This is straight out of our "Joy of Cooking" cookbook. It's one of Rob's favorite cakes. I'm making it today for the potluck that will be following the girl's play. (A friend of mine organized several girls into a play that they wrote and directed themselves.)
1 cup old-fashioned rolled oats (i use the thick rolled from wild oats.)
1 1/2 cups boiling water
1 1/3 cups all-purpose flour (i usually use freshly ground hard red wheat)
1 teaspoon baking soda
1 teaspoon ground cinnamon
1/2 teaspoon ground nutmeg
1/2 teaspoon salt
8 tablespoons (1 stick) unsalted butter
1 cup sugar (i use sucanut.)
1 cup packed light or dark brown sugar
2 large eggs
1 teaspoon vanilla
The recipe recommends making this a day or two before serving but I rarely plan that far in advance. It tastes just fine when it's fresh.

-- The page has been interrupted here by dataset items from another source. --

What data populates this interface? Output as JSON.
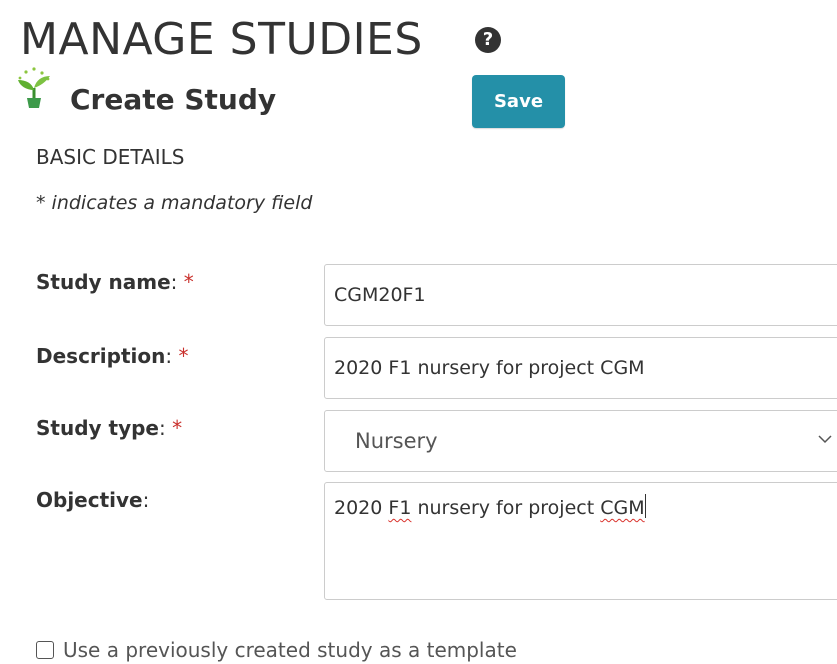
{
  "header": {
    "title": "MANAGE STUDIES",
    "help_icon": "question-circle-icon",
    "help_glyph": "?"
  },
  "section": {
    "icon": "sprout-icon",
    "title": "Create Study",
    "save_label": "Save",
    "accent_color": "#2490a8"
  },
  "form": {
    "heading": "BASIC DETAILS",
    "mandatory_note": "* indicates a mandatory field",
    "required_marker": "*",
    "required_color": "#c9302c",
    "fields": {
      "study_name": {
        "label": "Study name",
        "value": "CGM20F1",
        "required": true
      },
      "description": {
        "label": "Description",
        "value": "2020 F1 nursery for project CGM",
        "required": true
      },
      "study_type": {
        "label": "Study type",
        "value": "Nursery",
        "required": true
      },
      "objective": {
        "label": "Objective",
        "required": false,
        "value_part1": "2020 ",
        "value_part2": "F1",
        "value_part3": " nursery for project ",
        "value_part4": "CGM"
      }
    },
    "template_checkbox": {
      "label": "Use a previously created study as a template",
      "checked": false
    }
  }
}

Combine the oatmeal and hot water and let them stand for 20 minutes.
All of the rest of the ingredients should be at room temp. (I can't even plan THAT far in advance. My ingredients are rarely at room temp.) Preheat the oven to 350 F. Grease one 13 x 9 inch pan.
Whisk together the flour, soda, cinnamon, nutmeg and salt. In a separate bowl beat the butter and sugars until they're "lightened in color and texture." (Given that I'm using sucanut and dark brown sugar, that never happens for me. But I beat it about 5 minutes while I grease the pan and clean up the dishes from so far.)
Add the eggs and vanilla, the the oat mixture, then the four mixture. Scrape the batter into a pan and spread evenly. Bake until a toothpick inserted in the center comes out clean, about 30 minutes. let cool briefly in the pan on a rack.
They then recommend icing it with some broiled icing recipe that I've never tried. I usually take a brick of cream cheese, beat the loofah out of it, add about 1/4 cup sucanut, beat it some more, and spread it on top of the cake. i sometimes toss a few flower petals or pieces of fruit on top to make it look nice.
(optional) When my rhubarb is going bonkers I usually pull out a bunch, chop it up and add it to the recipe. As my mom has said, "I've never been able to add too much rhubarb." I know I've added at least 2 cups and it didn't seem any more than when I had had 1 cup. It's a great way to use up rhubarb and it adds a little tartness and juiciness to the cake.